Sambil terisak dan merangkul kaki ayah mertuanya, Bi Nio berkata, "Ayah
tidak bersalah, Ayah tidak berdosa! Kalau Ayah menginginkan putera Ayah menikah
lagi, hal itu Ayah lakukan bukan karena Ayah membenci menantu pertama,
melainkan karena Ayah ingin sekali mempunyai seorang cucu laki-laki! Bagaimana
pun juga sayalah yang menjadi biang keladi semua pertentangan dan keributan
ini. Ayahnya Kui Bu ingin kembali dengan isterinya yang pertama, dan isterinya
yang pertama mau kembali kepadanya akan tetapi tak mau dimadu, dan Ayah tidak
ingin melihat Kui Bu keluar dari sini, tidak ada orang lain yang dapat memberi
penerangan di dalam kegelapan ini kecuali saya. Satu-satunya jalan, saya harus
pergi dari sini, tanpa... tanpa anakku..., biarlah saya menderita, merana, demi
kebahagiaan suami saya, isterinya, dan Ayah, juga Kui Bu sendiri..."
Sekarang wanita itu bangkit dan lari keluar, terhuyung dan menangis sedih.
Sejenak tiga
orang itu tidak ada yang bergerak, akan tetapi tiba-tiba Sui Cin meloncat dan
tubuhnya meluncur cepat melewati Bi Nio. Ketika turun, dia telah menghadang di
depan Bi Nio.
"Tidak...
engkau... tidak boleh pergi..." kata Sui Cin, suaranya terdengar agak
gemetar, "Bi Nio..., apakah kau... kau mencinta Hui Song?"
Bi Nio yang
berdiri agak membungkuk sambil menangis itu, mendadak saja mengeluarkan suara
seperti orang tertawa, agaknya pertanyaan itu terasa amat lucu olehnya.
"Aku...?
Mencinta dia...? Aku... aku bersedia mati untuk kebahagiaannya... Mungkin aku
tidak mampu melarikan diri dari kalian, akan tetapi aku dapat pergi dengan cara
lain..." Tiba-tiba saja dia terkulai dan Sui Cin melihat darah membasahi
baju pada bagian dada wanita itu.
"Bi
Nio...!" Sui Cin berteriak dan bergerak ke depan, merampas sebuah pisau
sepanjang dua jari, pisau berlumuran darah yang tadi digunakan oleh Bi Nio
untuk menusuk dadanya sendiri!
"Bi
Nio...!" Hui Song berteriak dan sekali meloncat dia telah menubruk Bi Nio
yang terkulai roboh.
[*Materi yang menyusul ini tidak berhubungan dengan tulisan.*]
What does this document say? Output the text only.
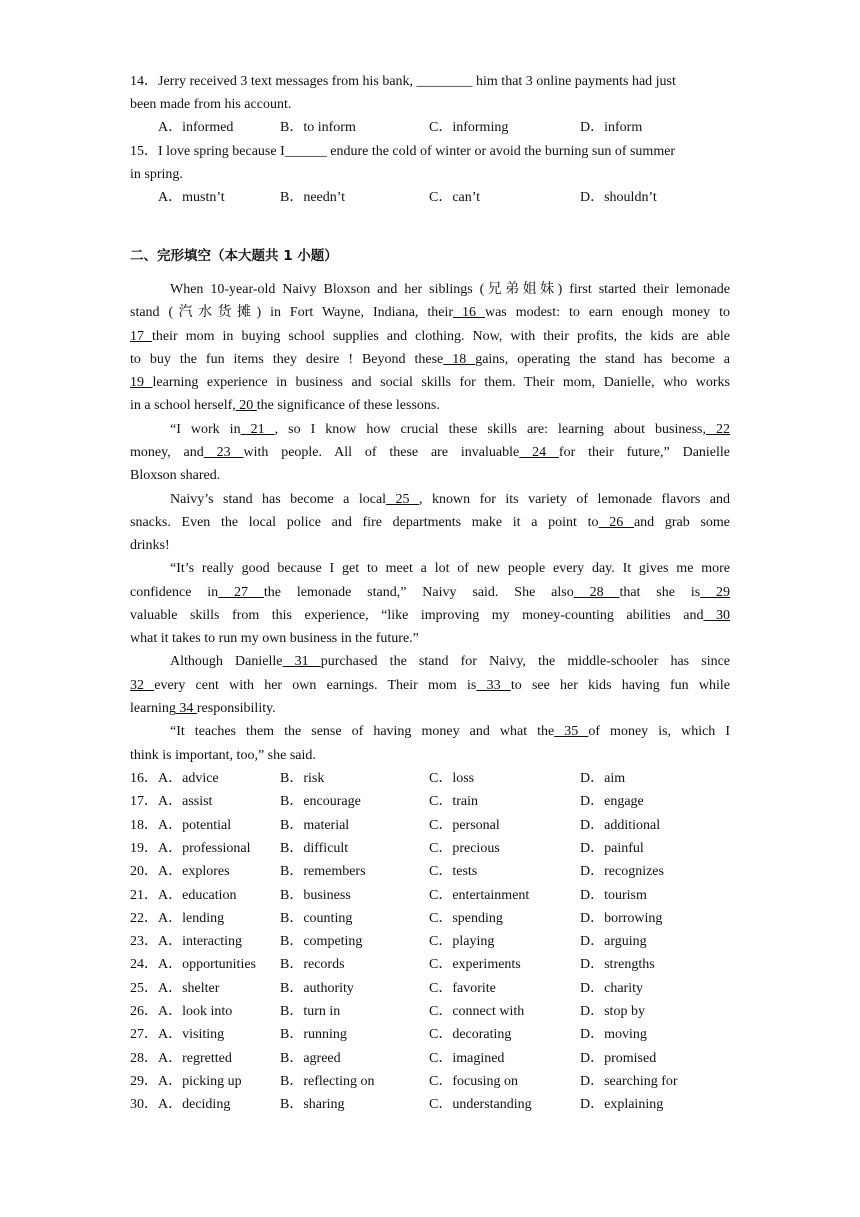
14．Jerry received 3 text messages from his bank, ________ him that 3 online payments had just
been made from his account.
A．informed	B．to inform	C．informing	D．inform
15．I love spring because I______ endure the cold of winter or avoid the burning sun of summer
in spring.
A．mustn’t	B．needn’t	C．can’t	D．shouldn’t
二、完形填空（本大题共 1 小题）
When 10-year-old Naivy Bloxson and her siblings (兄弟姐妹) first started their lemonade
stand (汽水货摊) in Fort Wayne, Indiana, their 16 was modest: to earn enough money to
17 their mom in buying school supplies and clothing. Now, with their profits, the kids are able
to buy the fun items they desire ! Beyond these 18 gains, operating the stand has become a
19 learning experience in business and social skills for them. Their mom, Danielle, who works
in a school herself, 20 the significance of these lessons.
“I work in 21 , so I know how crucial these skills are: learning about business, 22
money, and 23 with people. All of these are invaluable 24 for their future,” Danielle
Bloxson shared.
Naivy’s stand has become a local 25 , known for its variety of lemonade flavors and
snacks. Even the local police and fire departments make it a point to 26 and grab some
drinks!
“It’s really good because I get to meet a lot of new people every day. It gives me more
confidence in 27 the lemonade stand,” Naivy said. She also 28 that she is 29
valuable skills from this experience, “like improving my money-counting abilities and 30
what it takes to run my own business in the future.”
Although Danielle 31 purchased the stand for Naivy, the middle-schooler has since
32 every cent with her own earnings. Their mom is 33 to see her kids having fun while
learning 34 responsibility.
“It teaches them the sense of having money and what the 35 of money is, which I
think is important, too,” she said.
16． A．advice	B．risk	C．loss	D．aim
17． A．assist	B．encourage	C．train	D．engage
18． A．potential	B．material	C．personal	D．additional
19． A．professional B．difficult	C．precious	D．painful
20． A．explores	B．remembers	C．tests	D．recognizes
21． A．education	B．business	C．entertainment	D．tourism
22． A．lending	B．counting	C．spending	D．borrowing
23． A．interacting	B．competing	C．playing	D．arguing
24． A．opportunities B．records	C．experiments	D．strengths
25． A．shelter	B．authority	C．favorite	D．charity
26． A．look into	B．turn in	C．connect with	D．stop by
27． A．visiting	B．running	C．decorating	D．moving
28． A．regretted	B．agreed	C．imagined	D．promised
29． A．picking up	B．reflecting on	C．focusing on	D．searching for
30． A．deciding	B．sharing	C．understanding	D．explaining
Dipangkunya tubuh isterinya itu dan diperiksanya.
"Bi
Nio...!" Cia Kong Liang juga berteriak dan lompat mendekat, lalu
berjongkok dan ikut memeriksa. Sementara itu, Kui Bu menangis keras,
seakan-akan anak kecil yang belum tahu apa-apa ini merasakan adanya suatu
malapetaka yang menimpa diri ibunya.
"Bi
Nio..., ahh, Bi Nio...!" Hui Song menangis dan ayahnya hanya menggelengkan
kepala sesudah keduanya mendapat kenyataan bahwa tidak mungkin lagi
menyelamatkan Bi Nio karena pisau yang ditusukkan ke dadanya itu langsung
mengenai jantungnya! Kini Bi Nio membuka matanya dan berbisik-bisik,
"Anakku...,
anakku..., mana..."
Cia Kong
Liang menangkap cucunya, kemudian didekatkan kepada Bi Nio yang langsung
mendekap anaknya. Tentu saja muka dan pakaian anak itu berlumuran darah segar.
"Aku...
aku akan pergi... tolonglah... tolong semua saja, rawat baik-baik anakku Kui
Bu... kalian... kalian maafkan aku yang berdosa ini..." Bi Nio melepaskan
anaknya dan terkulai lemas. Dia mati dengan bibir tersenyum seolah-olah dia
telah rela meninggalkan dunia ini, meninggalkan anaknya karena merasa yakin
bahwa anaknya akan dirawat orang dengan baik.
"Bi
Nio...! Ahh, Bi Nio, aku sudah membunuhmu...!" Hui Song merintih dan
terisak.
"Aku
sudah membunuhmu, Bi Nio...," kata Sui Cin lirih, menunduk dan merasa
menyesal. Dia memondong Kui Bu, mendekap anak yang wajah dan pakaiannya
berlepotan darah itu. "aku... aku akan merawat dan mendidik anakmu ini, Bi
Nio, jangan kau khawatir..."
"Aku
yang telah membunuh Bi Nio...," Kakek Cia Kong Liang juga berkata dengan
wajah sedih.
Hui Song
bangkit berdiri sambil memondong tubuh Bi Nio yang masih berlumuran darah.
"Aku seorang suami yang tidak baik, suami yang celaka dan tak mampu
membahagiakan isteriku, baik terhadap Sui Cin mau pun bagi Bi Nio. Aku... aku
yang telah menyebabkan kematiannya, aku akan menguburnya di puncak bukit itu
dan menemaninya di sana, untuk selamanya..."
Hui Song
lalu membawa lari mayat Bi Nio, diikuti pandang mata Cia Kong Liang yang tak
mampu membendung aliran air matanya, dan Sui Cin yang masih mendekap Kui Bu.
Lahir dan
mati merupakan awal dan akhir dari kehidupan seperti yang kita kenal ini. Kita
hanya tahu akan kehidupan ini, tanpa mengetahui keadaan sebelum terlahir dan
sesudah mati. Yang jelas, seorang bayi, bangsa apa pun juga, kaya atau miskin,
mulia mau pun papa, dari keluarga yang bagaimana pun juga, seorang bayi begitu
terlahir di dalam dunia ini, dia langsung menangis!
Tangis
merupakan luapan rasa duka, dalam bahasa dari bangsa mana pun juga. Begitu
memasuki alam dunia, manusia menangis. Awal kehidupan disambut tangis,
seolah-olah bayi calon manusia itu merasa menyesal, merasa berduka bahwa dia
telah dilahirkan di dalam suatu kehidupan yang penuh duka!
Dan di dalam
kenyataannya hidup ini memang lebih banyak mengandung duka dari pada suka.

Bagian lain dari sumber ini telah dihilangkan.